Like most aging apartment buildings, mine came with its quirks: an ironing board that folded out of the wall, a radiator that hissed and clanked in the night, a decades-old doorbell that emitted a sound I can only describe as that of a hungry, bleating goat. But what intrigued me the most was a recess in the wall outfitted with what appeared to be a slightly rusted old telephone — similar to one I remembered from the iconic phone call scene in “It’s a Wonderful Life.”
Made of a gray steel hardware, the box-shaped gadget was also equipped with an earpiece connected to a cord that could be removed from a small hook. On the front of the device was a button and a small speaker that probably hadn’t been used in decades.
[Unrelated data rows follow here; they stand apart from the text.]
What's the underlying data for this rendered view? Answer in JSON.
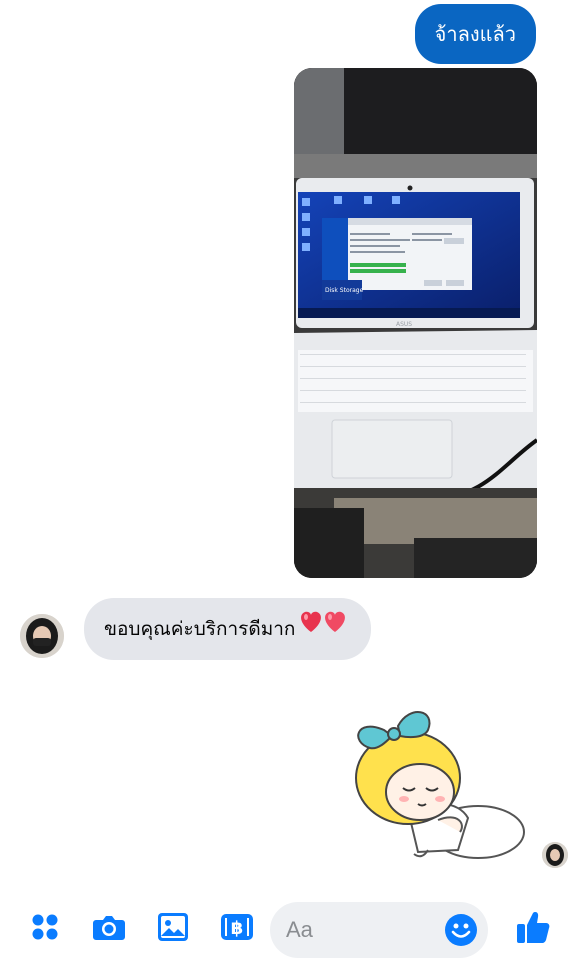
{
  "conversation": {
    "messages": [
      {
        "direction": "outgoing",
        "type": "text",
        "text": "จ้าลงแล้ว"
      },
      {
        "direction": "outgoing",
        "type": "photo",
        "photo": {
          "subject": "laptop",
          "laptop_brand_text": "ASUS",
          "screen_caption": "Disk Storage"
        }
      },
      {
        "direction": "incoming",
        "type": "text",
        "text": "ขอบคุณค่ะบริการดีมาก",
        "emoji": "two-hearts"
      },
      {
        "direction": "incoming",
        "type": "sticker",
        "sticker": "girl-hugging-pillow"
      }
    ]
  },
  "composer": {
    "placeholder": "Aa",
    "tools": [
      "grid-menu-icon",
      "camera-icon",
      "image-icon",
      "baht-payment-icon"
    ],
    "emoji_icon": "smiley-emoji-icon",
    "send_icon": "thumbs-up-icon"
  },
  "colors": {
    "accent": "#0a66c2",
    "incoming_bubble": "#e4e6eb",
    "composer_input": "#eef0f3",
    "icon_blue": "#0a7cff"
  }
}
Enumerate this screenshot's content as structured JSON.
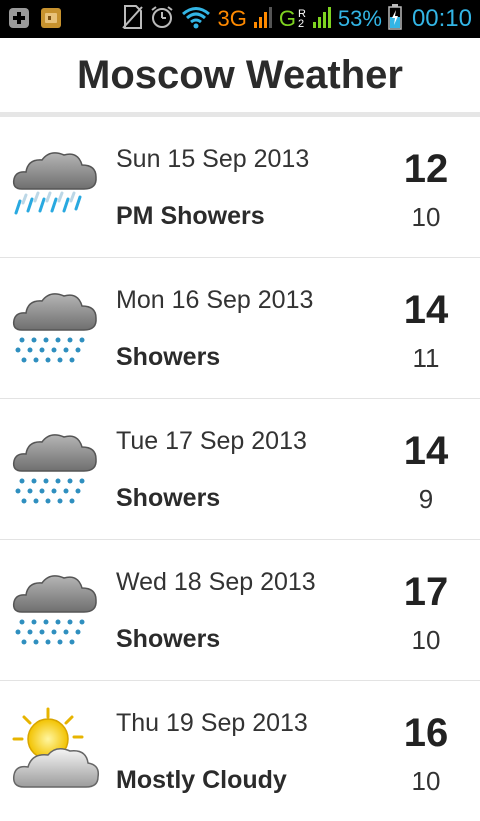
{
  "status_bar": {
    "network": "3G",
    "carrier_letter": "G",
    "roaming_tag": "R",
    "sim_index": "2",
    "battery_percent": "53%",
    "time": "00:10",
    "icons": [
      "add-icon",
      "app-notification-icon",
      "no-sim-icon",
      "alarm-icon",
      "wifi-icon",
      "signal-icon",
      "signal-icon",
      "battery-charging-icon"
    ]
  },
  "header": {
    "title": "Moscow Weather"
  },
  "forecast": [
    {
      "date": "Sun 15 Sep 2013",
      "condition": "PM Showers",
      "high": "12",
      "low": "10",
      "icon": "pm-showers-icon"
    },
    {
      "date": "Mon 16 Sep 2013",
      "condition": "Showers",
      "high": "14",
      "low": "11",
      "icon": "showers-icon"
    },
    {
      "date": "Tue 17 Sep 2013",
      "condition": "Showers",
      "high": "14",
      "low": "9",
      "icon": "showers-icon"
    },
    {
      "date": "Wed 18 Sep 2013",
      "condition": "Showers",
      "high": "17",
      "low": "10",
      "icon": "showers-icon"
    },
    {
      "date": "Thu 19 Sep 2013",
      "condition": "Mostly Cloudy",
      "high": "16",
      "low": "10",
      "icon": "mostly-cloudy-icon"
    }
  ]
}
Feeling curious about it, I asked my landlord, who shrugged and suggested I was probably right — that it was likely an antique mode of communication used by tenants during a time when they had to pick up the phone and speak with an operator in order to be connected with another party. But he also had a sneaking suspicion it might be an intercom system used by residents to speak with a guest waiting outside at the lobby, similar to the buzzers many modern apartments have today.
In search of a concrete answer, I decided to reach out to Rick Prelinger, who is the co-founder of the Prelinger Library on 8th and Folsom, which contains an archival collection of 19th and 20th century ephemera, periodicals, maps and books.